Published in final edited form as: Nat Neurosci. 2008 Sep 28;11(11):1343–1351. doi: 10.1038/nn.2199

Figure 1.

Figure 1

Correlated variability in the synaptic inputs to neighboring ON and OFF parasol cells. (a, b) Simultaneously measured excitatory synaptic inputs to neighboring ON (a) and OFF (b) parasol cells at a holding potential of -70 mV. During recording the retina was exposed to a constant light producing ∼4,000 P*/cone/sec in M cones. (c, d) Quantification of common noise in synaptic inputs to neighboring parasol cells. The left panels compare the autocorrelation function (thin trace, average for two cells in pair) with the cross-correlation function (thick trace) for the cells in a and b. The right panels show the average cross-correlation functions and the corrected autocorrelation functions (mean ± SEM) across ON (c, n=16) and OFF (d, n=9) parasol pairs. 26 ± 2% (10 ± 2%) of the total variance was shared in ON (OFF) pairs. (e, f) Images of neighboring ON parasol cells with atypically little dendritic overlap (e) and typical dendritic overlap (f).

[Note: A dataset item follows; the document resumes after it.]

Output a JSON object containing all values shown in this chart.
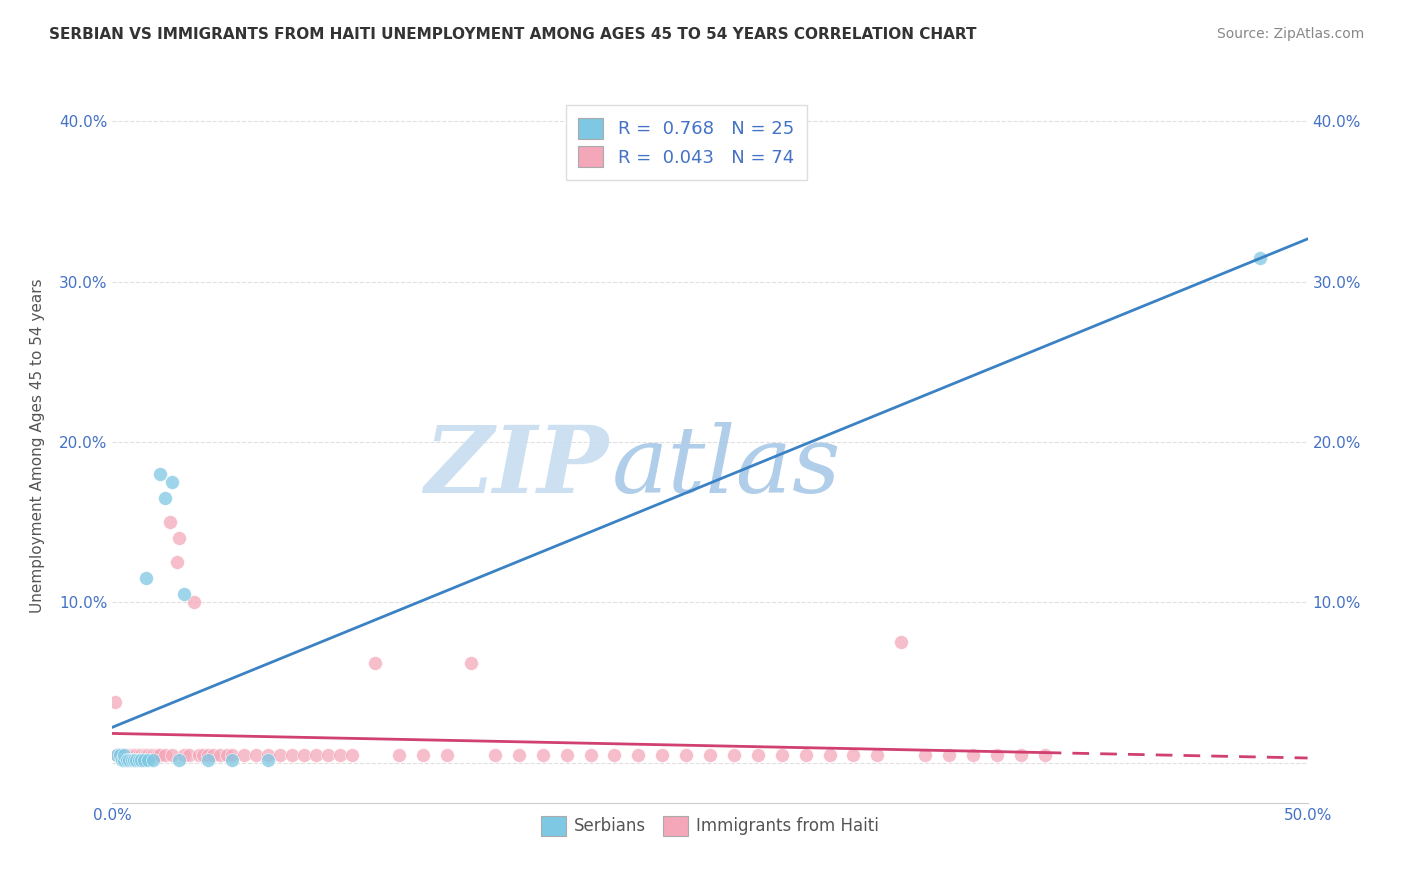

The images shown are maximum point projections from a stack of images taken in different focal planes. (g) Cumulative distributions of nearest-neighbor dendritic distances for the cell pairs in e and f. (h) Dependence of correlation strength on dendritic overlap. Dendritic overlap was quantified from cumulative distributions as in g; locations on one cell within 17 μm of a location on the other cell were defined as overlapping.